La evidencia indica que en esos casos el agua se ha considerado un factor productivo de derecho sin repercusión sensible en los escandallos de coste. El agua, como el sol o el aire, en esos lugares, se ha dado por supuesta. Si bien la producción de alimentos es de gran valor, el carácter estratégico del agua no se ha traducido en la necesidad de su uso eficiente.
El relato tradicional del sector se ha basado en defender el carácter estratégico de la producción de alimentos y la aproximación a la suficiencia alimentaria como objetivo de país. Ahora bien, en el marco comunitario, ese fue el objetivo históricos de la PAC, la autosuficiencia alimentaria de la Europa de postguerra. Se creó en 1962 para que las personas pudieran disponer de alimento a precios razonables y para que los agricultores pudieran ganarse la vida de forma justa.
Ese objetivo se financió con el 50% del presupuesto comunitario hasta que las nuevas realidades mostraron la necesidad de reducirlo y diversificarlo para afrontar realidades derivadas de la actividad agraria y su evolución previsible. Nuestra actividad exportadora —es decir, la superación del objetivo de autosuficiencia alimentaria— es anterior a la entrada de España en la Comunidad Europea y sed mantuvo a pesar de la hostilidad que mostraron los agricultores franceses.

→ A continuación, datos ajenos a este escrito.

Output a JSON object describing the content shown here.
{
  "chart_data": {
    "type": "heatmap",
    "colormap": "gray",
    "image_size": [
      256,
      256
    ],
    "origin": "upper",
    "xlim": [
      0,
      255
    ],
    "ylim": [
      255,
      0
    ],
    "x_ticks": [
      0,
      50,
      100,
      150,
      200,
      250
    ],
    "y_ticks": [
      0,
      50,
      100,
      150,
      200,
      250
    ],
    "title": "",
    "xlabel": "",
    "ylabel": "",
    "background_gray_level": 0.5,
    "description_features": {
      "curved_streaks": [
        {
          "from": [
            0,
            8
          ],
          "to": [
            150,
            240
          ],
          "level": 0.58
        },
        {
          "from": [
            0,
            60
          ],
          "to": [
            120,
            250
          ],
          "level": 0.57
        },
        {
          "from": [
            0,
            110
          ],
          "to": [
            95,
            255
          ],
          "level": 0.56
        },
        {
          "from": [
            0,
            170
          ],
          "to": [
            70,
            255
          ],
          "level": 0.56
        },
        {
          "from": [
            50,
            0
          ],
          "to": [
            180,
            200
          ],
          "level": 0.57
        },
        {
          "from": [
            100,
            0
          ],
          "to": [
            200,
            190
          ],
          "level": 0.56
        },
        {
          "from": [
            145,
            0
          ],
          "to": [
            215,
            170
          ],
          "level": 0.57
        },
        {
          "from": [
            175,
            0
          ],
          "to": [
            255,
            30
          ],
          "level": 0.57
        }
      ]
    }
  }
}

Ya en esa época La Trinca popularizó “La guerra de l’enciam”[1] con música militar y en medio de un regocijo general:
Portem l'enciam a Amsterdam, portem el raïm a Berlín, portem pomes a Liverpool, portem albercocs a Estambul, i quan arribem a Estocolm per acabar-ho d'arrodonir descarregarem els pebrots i ens en tornarem cap aquí.
Hoy, la PAC cuenta con un tercio del presupuesto comunitario que se orienta a los 10 objetivos siguientes:
- Garantizar unos ingresos justos a los agricultores.
- Augmentar la competitividad.
- Mejorar la posición de los agricultores en la cadena alimentaria.
- Acción para el cambio climático.
- Preservación del medio ambiente.
- Preservar los paisajes y la biodiversidad.
- Dar soporte a la renovación generacional.
- Zonas rurales vibrantes.
- Proteger la calidad de los alimentos y la salud.
- Fomento del conocimiento y la innovación.
En ese contexto, y ante la evidencia de que el agua es un recurso escaso, correspondería el análisis económico de ese factor productivo, pues hay evidencias de que, más allá del relato histórico de la suficiencia alimentaria, nuestra producción agraria está intensamente internacionalizada y su pervivencia no puede fundamentarse en la ausencia de consideraciones económicas sobre el factor productivo agua. El agua es un activo público que debe administrarse con unidad de criterio, ya sea en las asignaciones, en el coste y su traslado a los usuarios, o bien en la repercusión ambiental de su uso.
Así pues, la mirada sobre los usos del agua en la agricultura no puede depender exclusivamente de la práctica y los intereses del sector, sino que debe enmarcarse en el contexto de la política agraria y la política hidráulica general. En el bien entendido de que no se trata de limitar la producción de alimentos ni su relación con el mercado, sino de asegurar que esa producción está soportada por una retaguardia eficiente en el uso de los recursos públicos que se le asignan y de una responsabilidad del sector en cuanto a su uso y las consecuencias que de él se derivan.
[1] La guerra de la lechuga. Llevamos lechugas a Amsterdam, uvas, a Berlín, manzanas a Liverpool, albaricoques a Estambul y, cuando lleguemos a Estocolmo, descargaremos pimientos y regresaremos.